We all have to indure criticism and continue doing what we believe is important, which someday might enhance other people's lives.
I'm 64 years old and have worked for 40 years to create exactly what I want in my garden. My mother told me 30 years ago to stop working so hard because nobody would appreciate what I was trying to achieve.
In my parent's spare time, they worked 40 hours a week in their garden on their 11 acres of wooded steep hillside outside of the city limits, where they built a huge house. They never needed to buy vegetables or fruit and their house was surrounded by acres of ornamental plants. They couldn't continue this hard work much past 80 years old and they lived into their 90's. The one great pleasure they had during the last 20 years of their lives was watching the multitudes of hummingbirds feeding around the back porch.
I helped them, but never appreciated all that hard work and tried to pinpoint exactly how I would live differently.

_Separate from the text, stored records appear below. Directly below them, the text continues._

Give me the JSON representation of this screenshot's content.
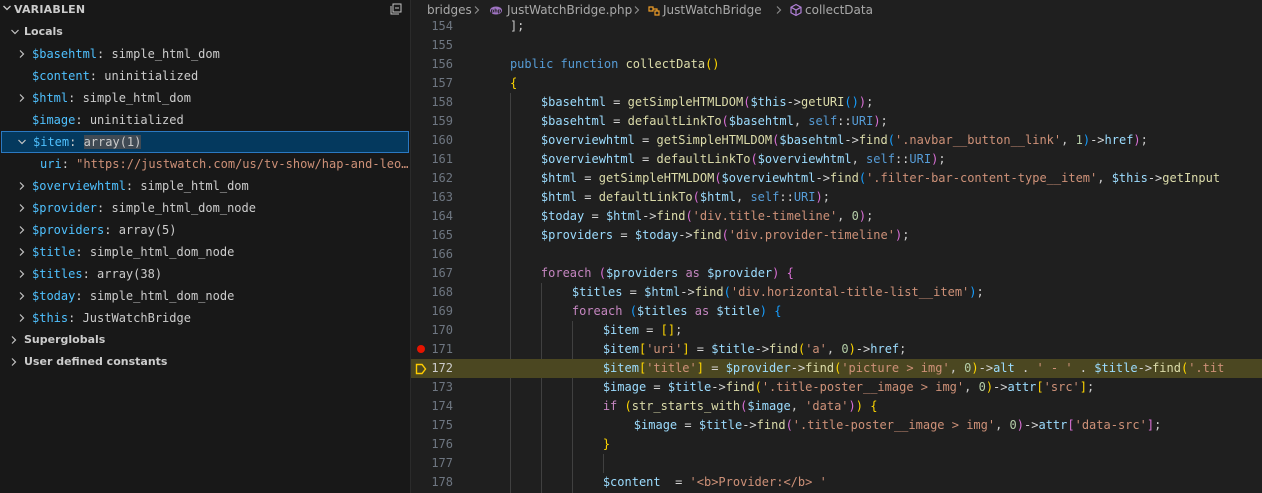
{
  "panel": {
    "title": "VARIABLEN",
    "groups": [
      {
        "label": "Locals",
        "expanded": true
      },
      {
        "label": "Superglobals",
        "expanded": false
      },
      {
        "label": "User defined constants",
        "expanded": false
      }
    ],
    "locals": [
      {
        "name": "$basehtml",
        "value": "simple_html_dom",
        "expandable": true,
        "expanded": false,
        "kind": "obj"
      },
      {
        "name": "$content",
        "value": "uninitialized",
        "expandable": false,
        "kind": "plain"
      },
      {
        "name": "$html",
        "value": "simple_html_dom",
        "expandable": true,
        "expanded": false,
        "kind": "obj"
      },
      {
        "name": "$image",
        "value": "uninitialized",
        "expandable": false,
        "kind": "plain"
      },
      {
        "name": "$item",
        "value": "array(1)",
        "expandable": true,
        "expanded": true,
        "kind": "obj",
        "selected": true
      },
      {
        "name": "uri",
        "value": "\"https://justwatch.com/us/tv-show/hap-and-leo…",
        "expandable": false,
        "kind": "string",
        "child": true
      },
      {
        "name": "$overviewhtml",
        "value": "simple_html_dom",
        "expandable": true,
        "expanded": false,
        "kind": "obj"
      },
      {
        "name": "$provider",
        "value": "simple_html_dom_node",
        "expandable": true,
        "expanded": false,
        "kind": "obj"
      },
      {
        "name": "$providers",
        "value": "array(5)",
        "expandable": true,
        "expanded": false,
        "kind": "obj"
      },
      {
        "name": "$title",
        "value": "simple_html_dom_node",
        "expandable": true,
        "expanded": false,
        "kind": "obj"
      },
      {
        "name": "$titles",
        "value": "array(38)",
        "expandable": true,
        "expanded": false,
        "kind": "obj"
      },
      {
        "name": "$today",
        "value": "simple_html_dom_node",
        "expandable": true,
        "expanded": false,
        "kind": "obj"
      },
      {
        "name": "$this",
        "value": "JustWatchBridge",
        "expandable": true,
        "expanded": false,
        "kind": "obj"
      }
    ]
  },
  "breadcrumb": {
    "folder": "bridges",
    "file": "JustWatchBridge.php",
    "class": "JustWatchBridge",
    "method": "collectData"
  },
  "editor": {
    "breakpoint_line": 171,
    "current_line": 172,
    "lines": [
      {
        "n": "154",
        "indent": 4,
        "t": [
          [
            "];",
            "pl"
          ]
        ]
      },
      {
        "n": "155",
        "indent": 0,
        "t": []
      },
      {
        "n": "156",
        "indent": 4,
        "t": [
          [
            "public",
            "st"
          ],
          [
            " ",
            "pl"
          ],
          [
            "function",
            "st"
          ],
          [
            " ",
            "pl"
          ],
          [
            "collectData",
            "fn"
          ],
          [
            "()",
            "br1"
          ]
        ]
      },
      {
        "n": "157",
        "indent": 4,
        "t": [
          [
            "{",
            "br1"
          ]
        ]
      },
      {
        "n": "158",
        "indent": 8,
        "t": [
          [
            "$basehtml",
            "vr"
          ],
          [
            " = ",
            "op"
          ],
          [
            "getSimpleHTMLDOM",
            "fn"
          ],
          [
            "(",
            "br2"
          ],
          [
            "$this",
            "vr"
          ],
          [
            "->",
            "op"
          ],
          [
            "getURI",
            "fn"
          ],
          [
            "()",
            "br3"
          ],
          [
            ")",
            "br2"
          ],
          [
            ";",
            "pl"
          ]
        ]
      },
      {
        "n": "159",
        "indent": 8,
        "t": [
          [
            "$basehtml",
            "vr"
          ],
          [
            " = ",
            "op"
          ],
          [
            "defaultLinkTo",
            "fn"
          ],
          [
            "(",
            "br2"
          ],
          [
            "$basehtml",
            "vr"
          ],
          [
            ", ",
            "pl"
          ],
          [
            "self",
            "st"
          ],
          [
            "::",
            "op"
          ],
          [
            "URI",
            "cn"
          ],
          [
            ")",
            "br2"
          ],
          [
            ";",
            "pl"
          ]
        ]
      },
      {
        "n": "160",
        "indent": 8,
        "t": [
          [
            "$overviewhtml",
            "vr"
          ],
          [
            " = ",
            "op"
          ],
          [
            "getSimpleHTMLDOM",
            "fn"
          ],
          [
            "(",
            "br2"
          ],
          [
            "$basehtml",
            "vr"
          ],
          [
            "->",
            "op"
          ],
          [
            "find",
            "fn"
          ],
          [
            "(",
            "br3"
          ],
          [
            "'.navbar__button__link'",
            "s"
          ],
          [
            ", ",
            "pl"
          ],
          [
            "1",
            "n"
          ],
          [
            ")",
            "br3"
          ],
          [
            "->",
            "op"
          ],
          [
            "href",
            "vr"
          ],
          [
            ")",
            "br2"
          ],
          [
            ";",
            "pl"
          ]
        ]
      },
      {
        "n": "161",
        "indent": 8,
        "t": [
          [
            "$overviewhtml",
            "vr"
          ],
          [
            " = ",
            "op"
          ],
          [
            "defaultLinkTo",
            "fn"
          ],
          [
            "(",
            "br2"
          ],
          [
            "$overviewhtml",
            "vr"
          ],
          [
            ", ",
            "pl"
          ],
          [
            "self",
            "st"
          ],
          [
            "::",
            "op"
          ],
          [
            "URI",
            "cn"
          ],
          [
            ")",
            "br2"
          ],
          [
            ";",
            "pl"
          ]
        ]
      },
      {
        "n": "162",
        "indent": 8,
        "t": [
          [
            "$html",
            "vr"
          ],
          [
            " = ",
            "op"
          ],
          [
            "getSimpleHTMLDOM",
            "fn"
          ],
          [
            "(",
            "br2"
          ],
          [
            "$overviewhtml",
            "vr"
          ],
          [
            "->",
            "op"
          ],
          [
            "find",
            "fn"
          ],
          [
            "(",
            "br3"
          ],
          [
            "'.filter-bar-content-type__item'",
            "s"
          ],
          [
            ", ",
            "pl"
          ],
          [
            "$this",
            "vr"
          ],
          [
            "->",
            "op"
          ],
          [
            "getInput",
            "fn"
          ]
        ]
      },
      {
        "n": "163",
        "indent": 8,
        "t": [
          [
            "$html",
            "vr"
          ],
          [
            " = ",
            "op"
          ],
          [
            "defaultLinkTo",
            "fn"
          ],
          [
            "(",
            "br2"
          ],
          [
            "$html",
            "vr"
          ],
          [
            ", ",
            "pl"
          ],
          [
            "self",
            "st"
          ],
          [
            "::",
            "op"
          ],
          [
            "URI",
            "cn"
          ],
          [
            ")",
            "br2"
          ],
          [
            ";",
            "pl"
          ]
        ]
      },
      {
        "n": "164",
        "indent": 8,
        "t": [
          [
            "$today",
            "vr"
          ],
          [
            " = ",
            "op"
          ],
          [
            "$html",
            "vr"
          ],
          [
            "->",
            "op"
          ],
          [
            "find",
            "fn"
          ],
          [
            "(",
            "br2"
          ],
          [
            "'div.title-timeline'",
            "s"
          ],
          [
            ", ",
            "pl"
          ],
          [
            "0",
            "n"
          ],
          [
            ")",
            "br2"
          ],
          [
            ";",
            "pl"
          ]
        ]
      },
      {
        "n": "165",
        "indent": 8,
        "t": [
          [
            "$providers",
            "vr"
          ],
          [
            " = ",
            "op"
          ],
          [
            "$today",
            "vr"
          ],
          [
            "->",
            "op"
          ],
          [
            "find",
            "fn"
          ],
          [
            "(",
            "br2"
          ],
          [
            "'div.provider-timeline'",
            "s"
          ],
          [
            ")",
            "br2"
          ],
          [
            ";",
            "pl"
          ]
        ]
      },
      {
        "n": "166",
        "indent": 0,
        "t": []
      },
      {
        "n": "167",
        "indent": 8,
        "t": [
          [
            "foreach",
            "kw"
          ],
          [
            " ",
            "pl"
          ],
          [
            "(",
            "br2"
          ],
          [
            "$providers",
            "vr"
          ],
          [
            " ",
            "pl"
          ],
          [
            "as",
            "kw"
          ],
          [
            " ",
            "pl"
          ],
          [
            "$provider",
            "vr"
          ],
          [
            ")",
            "br2"
          ],
          [
            " ",
            "pl"
          ],
          [
            "{",
            "br2"
          ]
        ]
      },
      {
        "n": "168",
        "indent": 12,
        "t": [
          [
            "$titles",
            "vr"
          ],
          [
            " = ",
            "op"
          ],
          [
            "$html",
            "vr"
          ],
          [
            "->",
            "op"
          ],
          [
            "find",
            "fn"
          ],
          [
            "(",
            "br3"
          ],
          [
            "'div.horizontal-title-list__item'",
            "s"
          ],
          [
            ")",
            "br3"
          ],
          [
            ";",
            "pl"
          ]
        ]
      },
      {
        "n": "169",
        "indent": 12,
        "t": [
          [
            "foreach",
            "kw"
          ],
          [
            " ",
            "pl"
          ],
          [
            "(",
            "br3"
          ],
          [
            "$titles",
            "vr"
          ],
          [
            " ",
            "pl"
          ],
          [
            "as",
            "kw"
          ],
          [
            " ",
            "pl"
          ],
          [
            "$title",
            "vr"
          ],
          [
            ")",
            "br3"
          ],
          [
            " ",
            "pl"
          ],
          [
            "{",
            "br3"
          ]
        ]
      },
      {
        "n": "170",
        "indent": 16,
        "t": [
          [
            "$item",
            "vr"
          ],
          [
            " = ",
            "op"
          ],
          [
            "[]",
            "br1"
          ],
          [
            ";",
            "pl"
          ]
        ]
      },
      {
        "n": "171",
        "indent": 16,
        "t": [
          [
            "$item",
            "vr"
          ],
          [
            "[",
            "br1"
          ],
          [
            "'uri'",
            "s"
          ],
          [
            "]",
            "br1"
          ],
          [
            " = ",
            "op"
          ],
          [
            "$title",
            "vr"
          ],
          [
            "->",
            "op"
          ],
          [
            "find",
            "fn"
          ],
          [
            "(",
            "br1"
          ],
          [
            "'a'",
            "s"
          ],
          [
            ", ",
            "pl"
          ],
          [
            "0",
            "n"
          ],
          [
            ")",
            "br1"
          ],
          [
            "->",
            "op"
          ],
          [
            "href",
            "vr"
          ],
          [
            ";",
            "pl"
          ]
        ]
      },
      {
        "n": "172",
        "indent": 16,
        "t": [
          [
            "$item",
            "vr"
          ],
          [
            "[",
            "br1"
          ],
          [
            "'title'",
            "s"
          ],
          [
            "]",
            "br1"
          ],
          [
            " = ",
            "op"
          ],
          [
            "$provider",
            "vr"
          ],
          [
            "->",
            "op"
          ],
          [
            "find",
            "fn"
          ],
          [
            "(",
            "br1"
          ],
          [
            "'picture > img'",
            "s"
          ],
          [
            ", ",
            "pl"
          ],
          [
            "0",
            "n"
          ],
          [
            ")",
            "br1"
          ],
          [
            "->",
            "op"
          ],
          [
            "alt",
            "vr"
          ],
          [
            " . ",
            "op"
          ],
          [
            "' - '",
            "s"
          ],
          [
            " . ",
            "op"
          ],
          [
            "$title",
            "vr"
          ],
          [
            "->",
            "op"
          ],
          [
            "find",
            "fn"
          ],
          [
            "(",
            "br1"
          ],
          [
            "'.tit",
            "s"
          ]
        ]
      },
      {
        "n": "173",
        "indent": 16,
        "t": [
          [
            "$image",
            "vr"
          ],
          [
            " = ",
            "op"
          ],
          [
            "$title",
            "vr"
          ],
          [
            "->",
            "op"
          ],
          [
            "find",
            "fn"
          ],
          [
            "(",
            "br1"
          ],
          [
            "'.title-poster__image > img'",
            "s"
          ],
          [
            ", ",
            "pl"
          ],
          [
            "0",
            "n"
          ],
          [
            ")",
            "br1"
          ],
          [
            "->",
            "op"
          ],
          [
            "attr",
            "vr"
          ],
          [
            "[",
            "br1"
          ],
          [
            "'src'",
            "s"
          ],
          [
            "]",
            "br1"
          ],
          [
            ";",
            "pl"
          ]
        ]
      },
      {
        "n": "174",
        "indent": 16,
        "t": [
          [
            "if",
            "kw"
          ],
          [
            " ",
            "pl"
          ],
          [
            "(",
            "br1"
          ],
          [
            "str_starts_with",
            "fn"
          ],
          [
            "(",
            "br2"
          ],
          [
            "$image",
            "vr"
          ],
          [
            ", ",
            "pl"
          ],
          [
            "'data'",
            "s"
          ],
          [
            ")",
            "br2"
          ],
          [
            ")",
            "br1"
          ],
          [
            " ",
            "pl"
          ],
          [
            "{",
            "br1"
          ]
        ]
      },
      {
        "n": "175",
        "indent": 20,
        "t": [
          [
            "$image",
            "vr"
          ],
          [
            " = ",
            "op"
          ],
          [
            "$title",
            "vr"
          ],
          [
            "->",
            "op"
          ],
          [
            "find",
            "fn"
          ],
          [
            "(",
            "br2"
          ],
          [
            "'.title-poster__image > img'",
            "s"
          ],
          [
            ", ",
            "pl"
          ],
          [
            "0",
            "n"
          ],
          [
            ")",
            "br2"
          ],
          [
            "->",
            "op"
          ],
          [
            "attr",
            "vr"
          ],
          [
            "[",
            "br2"
          ],
          [
            "'data-src'",
            "s"
          ],
          [
            "]",
            "br2"
          ],
          [
            ";",
            "pl"
          ]
        ]
      },
      {
        "n": "176",
        "indent": 16,
        "t": [
          [
            "}",
            "br1"
          ]
        ]
      },
      {
        "n": "177",
        "indent": 0,
        "t": []
      },
      {
        "n": "178",
        "indent": 16,
        "t": [
          [
            "$content",
            "vr"
          ],
          [
            "  = ",
            "op"
          ],
          [
            "'<b>Provider:</b> '",
            "s"
          ]
        ]
      }
    ]
  },
  "colors": {
    "panel_bg": "#181818",
    "editor_bg": "#1f1f1f",
    "current_line_bg": "#4b4721",
    "selection_bg": "#04395e",
    "breakpoint": "#e51400",
    "instruction_pointer": "#ffcc00",
    "variable_name": "#4fc1ff"
  }
}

Forty years ago I bought a small 60 year old house, single story with only two steps at the entrances, on a quarter acre of nearly flat land, downtown, in the oldest neighborhood in the city with huge old oak trees in the yards and lining the streets, one block from the most expensive historical houses and one block from old low-rent houses. I've lived here for 40 years, and had a job until recently.
My first decade on this property was spent discovering where the topsoil was thin, creating privacy screening and mulch bins, growing a few vegetables and fruit, and enduring several house robberies.
The second decade was spent trying to figure out how to manage the storm water, determining the levels of sunlight, determining where the fungal problems were located, researching which plants might thrive here, and enduring the neighbors stealing my plants ...I can see my plants in the neighbor's yards as I walk down the street.
The third decade was spent designing landscape paths to potentially allow for wheelchair accesss, more plant research and planting.
In the fourth decade I created raised beds, hugelculture, a tiny pond, a hummingbird habitat and did more plant research and planting.
Meanwhile, my neighborhood was gentrified, every old house was remodeled, surrounded with a pristine sodded yard, shrubs pruned like meatballs and a few hydrangeas.
The neighbors never liked my compost bins, tolerance of weeds, absence of lawn and untidy plants. They think my property's appearance is the reason why they cannot sell their property for 6 times what they paid. Each of the houses on my street are now selling for nearly a million dollars, even though as Grandma used to say: "They put a silk purse on a sow's ear".
All the new neighbors are cutting down the remaining large trees in their yards as soon as they move-in and they are trying to persuade the City to cut down the huge oak trees that line both sides of the street. My new next door neighbor who has never attempted to speak to me even though they see me working in the garden every day, hired a tree cutting service to cut limbs off of my enormous old oak that cross over the property line.
The City appreciates my obvious example of collecting and storing rainwater, my lack of hard surfacing and using slopes instead of retaining walls. They also appreciate that I have not changed the original 100 year old house.
The house next door has sold several times, and every new owner wants to encroach on my property with a retaining wall or new pavement on top of their waste line. Every day a house-flipper interupts me while I'm working in the front yard or by mail wanting to buy my property. They are the reason I terminated the land-line phone.
I have a lot of wildlife in my yard: all kinds of insects, bugs, bees, lizards, garter snakes, barred owls, rabbits, opossums and lots of birds waiting to see what I unearth. The chickadees follow me everywhere. The hummingbirds hover in my face. I've created a space in the bustling city that I appreciate and where I can work in the garden until I die, dispite the kunckleheaded neighbors.